While Draft Day may have been a slight disappointment for pitcher Zac Cline, his young professional career certainly hasn't. Cline moved quickly from draft to Batavia to Lakewood as the Phillies saw Cline's ability to handle the next step. It hasn't all been easy and Cline admits to how tough it can be, but all looks well for the Phillies' 15th round pick.

Zac Cline experienced pretty much success at West Virginia, winning 20 of the 28 games he started in two seasons and throwing ten complete games in each season. Over his three seasons, Cline put together a school record 22 complete games. In his last two seasons at West Virginia, Cline went 20-6, 3.14 and was scouted by a few teams. In fact, Cline was under the impression that he would go in the top ten rounds of the 2004 Draft, but that didn't happen. "I was kind of disappointed, but the draft is a crazy process and you can't know for sure what's going to happen," remembers Cline. While Cline had to wait until the 15th round to finally hear his name, it has all turned out well.

After a short time at Batavia, the Phillies had seen enough (2-0, 2.53 in eight games) and moved their young pitcher along to Lakewood. "It was a surprise," recalls Cline. "Warren Brusstar (pitching coach) and Luis Melendez (manager) called me over and told me I was moving up. It was kind of a shock." Leaving Batavia meant leaving behind Brusstar, who Cline says was a great help. "He's great to work with. I left there with a lot of respect for him," said Cline. The respect is mutual. "Zac is a smart kid and he knows how to pitch. He works hard and he'll do well," said Brusstar.

Year / Team W L ERA SV G GS CG IP H R ER BB KO HR
2004 Batavia 2 0 2.53 0 8 0 0 21.1 21 8 6 4 21 0
2004 Lakewood 5 1 2.98 0 8 8 0 42.1 38 15 14 8 34 3
Career 7 1 2.82 0 16 8 0 63.2 59 23 20 12 55 3

Acquired: Drafted out of West Virginia University in the 15th round of the 2004 Draft.

Repertoire: "My fastball and change-up are my best pitches," reports Cline. Some scouts have commented that his change-up will be the pitch that will make people remember Zac Cline. "He always had good command of his fastball and then uses that change-up to beat people," remembered WV pitching coach Greg Van Zant. Brusstar and the Phillies have worked with Cline on developing his curveball and it appears he'll develop a better than average curve.

Pitching: The Phillies liked Cline's ability to throw strikes and felt all along that he was a guy who knew how to pitch.

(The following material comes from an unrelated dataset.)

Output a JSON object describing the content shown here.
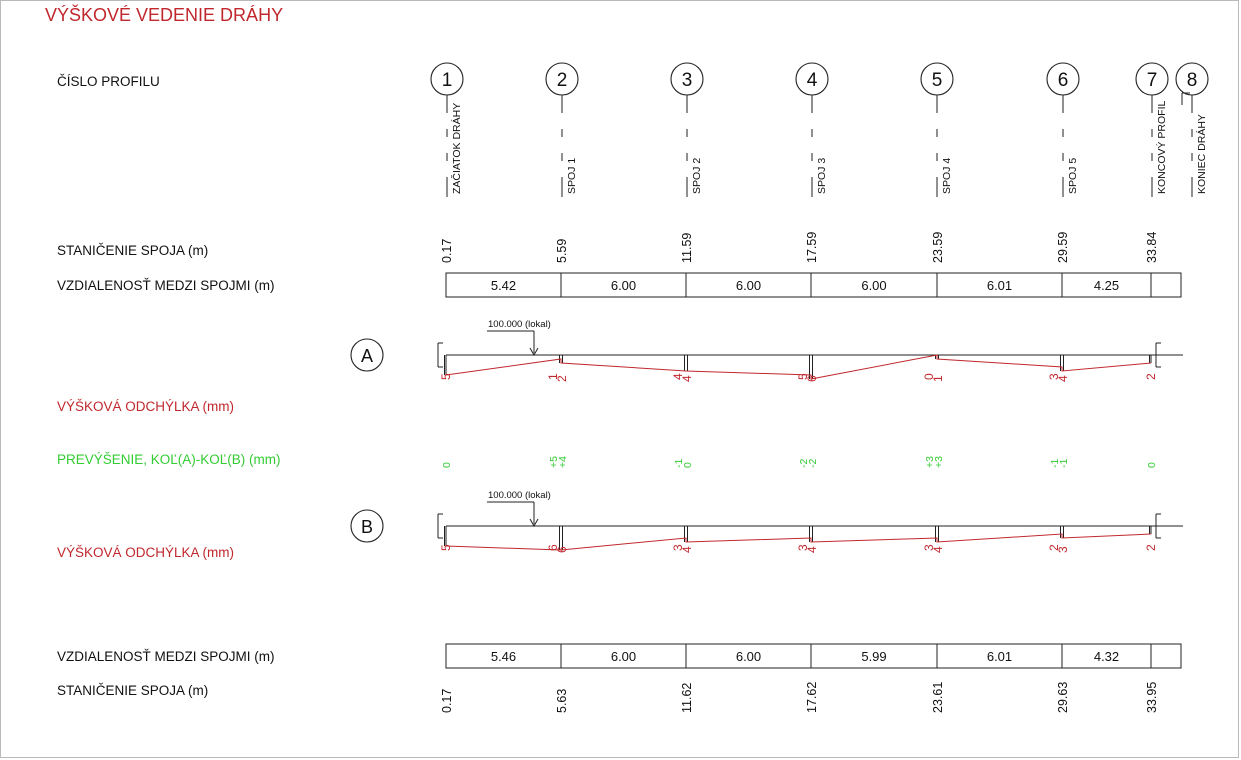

The Phillies haven't been too surprised by his rapid move, because they didn't figure on needing to spend too much time with him at Batavia because he was one of those pitchers who simply knew how to get things done and had enough talent to move quickly.

Projection: He only threw 42 innings at Lakewood, but with the miles that all of Cline's complete games in college put on his arm and the fact that he is well developed in his pitching skills, it's likely that Cline will be at Clearwater in 2005. If the Phillies want to be cautious, they may give him a couple starts at Lakewood, but that doesn't seem necessary.

ETA: It's not out of the question that Cline will get at least a quick look at Reading some time this season. There is an outside chance that by September of 2006, he'll get a look in the majors. That's an overly optimistic schedule, but one that could come together. It's more likely that Cline will get a taste of the majors at some point in the 2007 season and be ready for full-time duty by 2008, especially if his curveball develops.

Comparison: Some believe that Cline's ceiling might be that of an Al Leiter type pitcher. He projects at least as a middle of the rotation starter and again, depending on how good his curveball becomes, he could be more - much more.